GPT Singapore is a Singapore company engaged in plastic injection moulding and product assemblies. It has business operations in Singapore and, through its subsidiary (GPT Bintan), in Bintan Island, Indonesia. GPT Singapore holds 90% of the issued capital of GPT Bintan and CMC (who is also the President Director of GPT Bintan) holds 10% of the issued capital of GPT Bintan.

Rationale for the proposed acquisition

The proposed acquisition of the Sale Shares and the Assets will allow the Company to expand its manufacturing operations by taking advantage of an existing operational site and business in Bintan Island, the competitive manufacturing costs in Bintan Island and the expertise of the current management team.

Consideration

The amount payable by the Company for the Sale Shares and the Assets is S$900,000 (the "Consideration"), comprising:

(a) the sum of S$180,000, which shall be payable in cash in two instalments, the first instalment being payable to GPT Singapore (in the sum of S$45,000) immediately upon the execution of this S&P Agreement and the second instalment being payable to the GPT Singapore (in the sum of S$117,000) and CMC (in the sum of S$18,000) on the date of completion; and

(b) the sum of S$720,000, which shall be satisfied by the allotment and issue of 1,440,000 new ordinary shares of S$0.15 each (the "New Sunningdale Shares") in the capital of the Company at the issue price of S$0.50 per New Sunningdale Share, being the average of the closing prices of the ordinary shares of the Company for trades done on the SGX-ST for the period 12 February 2004 to 16 March 2004.

The cash portion of the Consideration will be funded through the internal resources of the Company. The number of New Sunningdale Shares to be issued comprises approximately 0.45 per cent of the issued share capital of the Company as at the date of this announcement. The New Sunningdale Shares, when allotted and issued, shall rank pari passu in all respects with the existing ordinary shares of S$0.15 each in the capital of the Company except that they will not rank for any dividend declared or to be declared by the Company for the financial year ended 31 December 2003.

The Consideration was negotiated a "willing buyer and willing seller on an arm's length transaction" and was based mainly on the open market value of the plastic injection moulding machines to be acquired, as determined by an independent valuation by Dovebid (S) Pte Ltd.

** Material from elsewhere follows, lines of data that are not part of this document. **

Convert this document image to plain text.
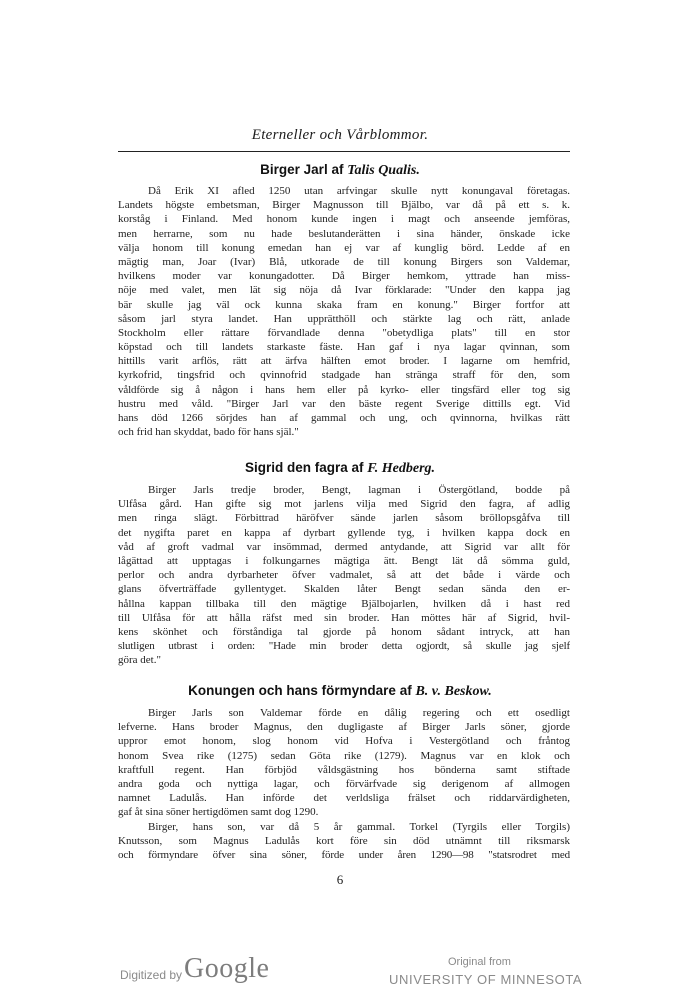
Eterneller och Vårblommor.
Birger Jarl af Talis Qualis.
Då Erik XI afled 1250 utan arfvingar skulle nytt konungaval företagas.
Landets högste embetsman, Birger Magnusson till Bjälbo, var då på ett s. k.
korståg i Finland. Med honom kunde ingen i magt och anseende jemföras,
men herrarne, som nu hade beslutanderätten i sina händer, önskade icke
välja honom till konung emedan han ej var af kunglig börd. Ledde af en
mägtig man, Joar (Ivar) Blå, utkorade de till konung Birgers son Valdemar,
hvilkens moder var konungadotter. Då Birger hemkom, yttrade han miss-
nöje med valet, men lät sig nöja då Ivar förklarade: "Under den kappa jag
bär skulle jag väl ock kunna skaka fram en konung." Birger fortfor att
såsom jarl styra landet. Han upprätthöll och stärkte lag och rätt, anlade
Stockholm eller rättare förvandlade denna "obetydliga plats" till en stor
köpstad och till landets starkaste fäste. Han gaf i nya lagar qvinnan, som
hittills varit arflös, rätt att ärfva hälften emot broder. I lagarne om hemfrid,
kyrkofrid, tingsfrid och qvinnofrid stadgade han stränga straff för den, som
våldförde sig å någon i hans hem eller på kyrko- eller tingsfärd eller tog sig
hustru med våld. "Birger Jarl var den bäste regent Sverige dittills egt. Vid
hans död 1266 sörjdes han af gammal och ung, och qvinnorna, hvilkas rätt
och frid han skyddat, bado för hans själ."
Sigrid den fagra af F. Hedberg.
Birger Jarls tredje broder, Bengt, lagman i Östergötland, bodde på
Ulfåsa gård. Han gifte sig mot jarlens vilja med Sigrid den fagra, af adlig
men ringa slägt. Förbittrad häröfver sände jarlen såsom bröllopsgåfva till
det nygifta paret en kappa af dyrbart gyllende tyg, i hvilken kappa dock en
våd af groft vadmal var insömmad, dermed antydande, att Sigrid var allt för
lågättad att upptagas i folkungarnes mägtiga ätt. Bengt lät då sömma guld,
perlor och andra dyrbarheter öfver vadmalet, så att det både i värde och
glans öfverträffade gyllentyget. Skalden låter Bengt sedan sända den er-
hållna kappan tillbaka till den mägtige Bjälbojarlen, hvilken då i hast red
till Ulfåsa för att hålla räfst med sin broder. Han möttes här af Sigrid, hvil-
kens skönhet och förståndiga tal gjorde på honom sådant intryck, att han
slutligen utbrast i orden: "Hade min broder detta ogjordt, så skulle jag sjelf
göra det."
Konungen och hans förmyndare af B. v. Beskow.
Birger Jarls son Valdemar förde en dålig regering och ett osedligt
lefverne. Hans broder Magnus, den dugligaste af Birger Jarls söner, gjorde
uppror emot honom, slog honom vid Hofva i Vestergötland och fråntog
honom Svea rike (1275) sedan Göta rike (1279). Magnus var en klok och
kraftfull regent. Han förbjöd våldsgästning hos bönderna samt stiftade
andra goda och nyttiga lagar, och förvärfvade sig derigenom af allmogen
namnet Ladulås. Han införde det verldsliga frälset och riddarvärdigheten,
gaf åt sina söner hertigdömen samt dog 1290.
Birger, hans son, var då 5 år gammal. Torkel (Tyrgils eller Torgils)
Knutsson, som Magnus Ladulås kort före sin död utnämnt till riksmarsk
och förmyndare öfver sina söner, förde under åren 1290—98 "statsrodret med
6
Digitized by Google	Original from
UNIVERSITY OF MINNESOTA
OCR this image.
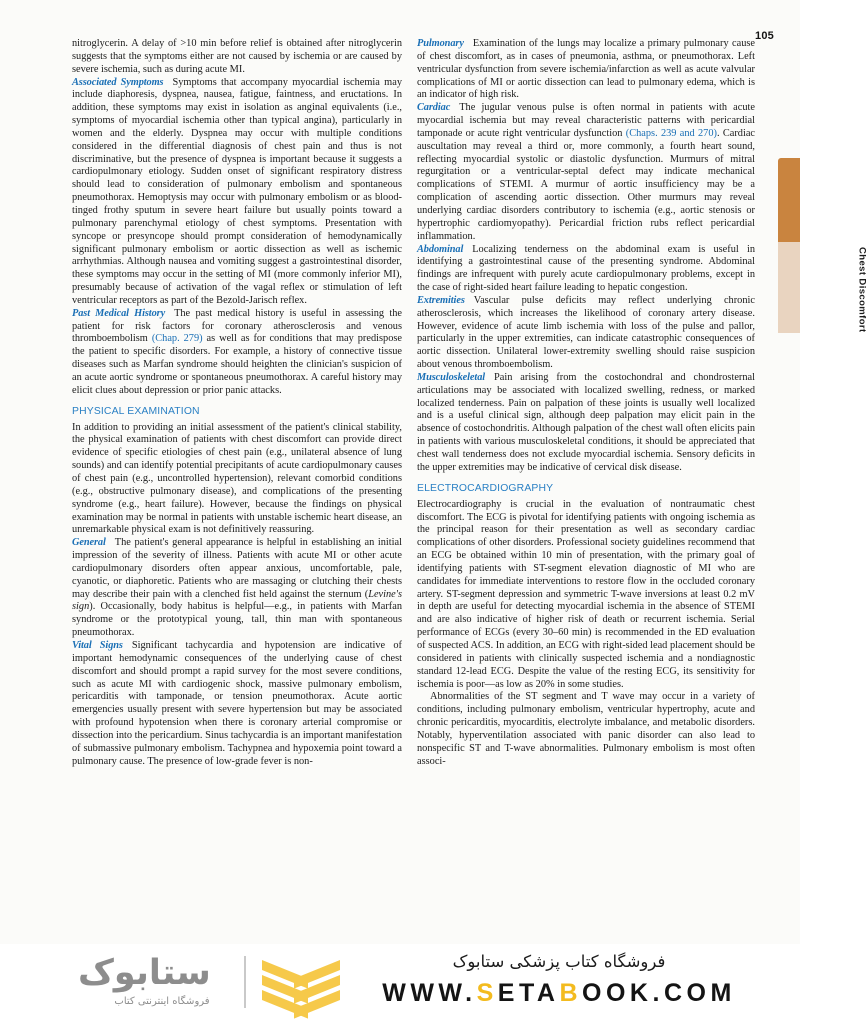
105
CHAPTER 14
Chest Discomfort

nitroglycerin. A delay of >10 min before relief is obtained after nitroglycerin suggests that the symptoms either are not caused by ischemia or are caused by severe ischemia, such as during acute MI.

Associated Symptoms Symptoms that accompany myocardial ischemia may include diaphoresis, dyspnea, nausea, fatigue, faintness, and eructations. In addition, these symptoms may exist in isolation as anginal equivalents (i.e., symptoms of myocardial ischemia other than typical angina), particularly in women and the elderly. Dyspnea may occur with multiple conditions considered in the differential diagnosis of chest pain and thus is not discriminative, but the presence of dyspnea is important because it suggests a cardiopulmonary etiology. Sudden onset of significant respiratory distress should lead to consideration of pulmonary embolism and spontaneous pneumothorax. Hemoptysis may occur with pulmonary embolism or as blood-tinged frothy sputum in severe heart failure but usually points toward a pulmonary parenchymal etiology of chest symptoms. Presentation with syncope or presyncope should prompt consideration of hemodynamically significant pulmonary embolism or aortic dissection as well as ischemic arrhythmias. Although nausea and vomiting suggest a gastrointestinal disorder, these symptoms may occur in the setting of MI (more commonly inferior MI), presumably because of activation of the vagal reflex or stimulation of left ventricular receptors as part of the Bezold-Jarisch reflex.

Past Medical History The past medical history is useful in assessing the patient for risk factors for coronary atherosclerosis and venous thromboembolism (Chap. 279) as well as for conditions that may predispose the patient to specific disorders. For example, a history of connective tissue diseases such as Marfan syndrome should heighten the clinician's suspicion of an acute aortic syndrome or spontaneous pneumothorax. A careful history may elicit clues about depression or prior panic attacks.

PHYSICAL EXAMINATION

In addition to providing an initial assessment of the patient's clinical stability, the physical examination of patients with chest discomfort can provide direct evidence of specific etiologies of chest pain (e.g., unilateral absence of lung sounds) and can identify potential precipitants of acute cardiopulmonary causes of chest pain (e.g., uncontrolled hypertension), relevant comorbid conditions (e.g., obstructive pulmonary disease), and complications of the presenting syndrome (e.g., heart failure). However, because the findings on physical examination may be normal in patients with unstable ischemic heart disease, an unremarkable physical exam is not definitively reassuring.

General The patient's general appearance is helpful in establishing an initial impression of the severity of illness. Patients with acute MI or other acute cardiopulmonary disorders often appear anxious, uncomfortable, pale, cyanotic, or diaphoretic. Patients who are massaging or clutching their chests may describe their pain with a clenched fist held against the sternum (Levine's sign). Occasionally, body habitus is helpful—e.g., in patients with Marfan syndrome or the prototypical young, tall, thin man with spontaneous pneumothorax.

Vital Signs Significant tachycardia and hypotension are indicative of important hemodynamic consequences of the underlying cause of chest discomfort and should prompt a rapid survey for the most severe conditions, such as acute MI with cardiogenic shock, massive pulmonary embolism, pericarditis with tamponade, or tension pneumothorax. Acute aortic emergencies usually present with severe hypertension but may be associated with profound hypotension when there is coronary arterial compromise or dissection into the pericardium. Sinus tachycardia is an important manifestation of submassive pulmonary embolism. Tachypnea and hypoxemia point toward a pulmonary cause. The presence of low-grade fever is non-

Pulmonary Examination of the lungs may localize a primary pulmonary cause of chest discomfort, as in cases of pneumonia, asthma, or pneumothorax. Left ventricular dysfunction from severe ischemia/infarction as well as acute valvular complications of MI or aortic dissection can lead to pulmonary edema, which is an indicator of high risk.

Cardiac The jugular venous pulse is often normal in patients with acute myocardial ischemia but may reveal characteristic patterns with pericardial tamponade or acute right ventricular dysfunction (Chaps. 239 and 270). Cardiac auscultation may reveal a third or, more commonly, a fourth heart sound, reflecting myocardial systolic or diastolic dysfunction. Murmurs of mitral regurgitation or a ventricular-septal defect may indicate mechanical complications of STEMI. A murmur of aortic insufficiency may be a complication of ascending aortic dissection. Other murmurs may reveal underlying cardiac disorders contributory to ischemia (e.g., aortic stenosis or hypertrophic cardiomyopathy). Pericardial friction rubs reflect pericardial inflammation.

Abdominal Localizing tenderness on the abdominal exam is useful in identifying a gastrointestinal cause of the presenting syndrome. Abdominal findings are infrequent with purely acute cardiopulmonary problems, except in the case of right-sided heart failure leading to hepatic congestion.

Extremities Vascular pulse deficits may reflect underlying chronic atherosclerosis, which increases the likelihood of coronary artery disease. However, evidence of acute limb ischemia with loss of the pulse and pallor, particularly in the upper extremities, can indicate catastrophic consequences of aortic dissection. Unilateral lower-extremity swelling should raise suspicion about venous thromboembolism.

Musculoskeletal Pain arising from the costochondral and chondrosternal articulations may be associated with localized swelling, redness, or marked localized tenderness. Pain on palpation of these joints is usually well localized and is a useful clinical sign, although deep palpation may elicit pain in the absence of costochondritis. Although palpation of the chest wall often elicits pain in patients with various musculoskeletal conditions, it should be appreciated that chest wall tenderness does not exclude myocardial ischemia. Sensory deficits in the upper extremities may be indicative of cervical disk disease.

ELECTROCARDIOGRAPHY

Electrocardiography is crucial in the evaluation of nontraumatic chest discomfort. The ECG is pivotal for identifying patients with ongoing ischemia as the principal reason for their presentation as well as secondary cardiac complications of other disorders. Professional society guidelines recommend that an ECG be obtained within 10 min of presentation, with the primary goal of identifying patients with ST-segment elevation diagnostic of MI who are candidates for immediate interventions to restore flow in the occluded coronary artery. ST-segment depression and symmetric T-wave inversions at least 0.2 mV in depth are useful for detecting myocardial ischemia in the absence of STEMI and are also indicative of higher risk of death or recurrent ischemia. Serial performance of ECGs (every 30–60 min) is recommended in the ED evaluation of suspected ACS. In addition, an ECG with right-sided lead placement should be considered in patients with clinically suspected ischemia and a nondiagnostic standard 12-lead ECG. Despite the value of the resting ECG, its sensitivity for ischemia is poor—as low as 20% in some studies.

Abnormalities of the ST segment and T wave may occur in a variety of conditions, including pulmonary embolism, ventricular hypertrophy, acute and chronic pericarditis, myocarditis, electrolyte imbalance, and metabolic disorders. Notably, hyperventilation associated with panic disorder can also lead to nonspecific ST and T-wave abnormalities. Pulmonary embolism is most often associ-

ستابوک
فروشگاه اینترنتی کتاب
فروشگاه کتاب پزشکی ستابوک
WWW.SETABOOK.COM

Conditions Precedent and other salient terms

Completion of the proposed acquisition is subject to, among other things:

(a) all consents and approvals required under any and all applicable laws for the sale and purchase of the Sale Shares and the Assets and to give effect to the transactions contemplated hereunder including, without limitation:

       

(i) the approval of the SGX-ST for the listing and quotation of the New Sunningdale Shares on the Main Board of the SGX-ST;

       

(ii) any approvals required from any Indonesian governmental, provincial, municipal or other regulatory authority, including without limitation, the Investment Coordinating Board (BKPM); and

(b) the representation and warranties contained in the S&P Agreement remaining true and not misleading in any respect at completion, as if repeated at completion and at all times between the date of the S&P Agreement and completion.

GPT Singapore, the GP Shareholders and CMC have also undertaken in favour of the Company to comply with certain non-competition and non-solicitation obligations for a period of one year from the date of completion.

Financial Effect of the Proposed Acquisition

The proposed acquisition is not expected to have any significant impact on the net tangible assets per share or earnings per share of the Company for the current financial year ended 31 December 2004.

Directors' and controlling shareholders' interests

None of the controlling shareholders, directors or substantial shareholders of the Company has any interest, direct or indirect, in the proposed acquisition.

Inspection

A copy of the sale and purchase agreement is available for inspection during normal business hours at the Company's registered office at 5 Bukit Batok Street 22, Singapore 659583 for three months from the date hereof.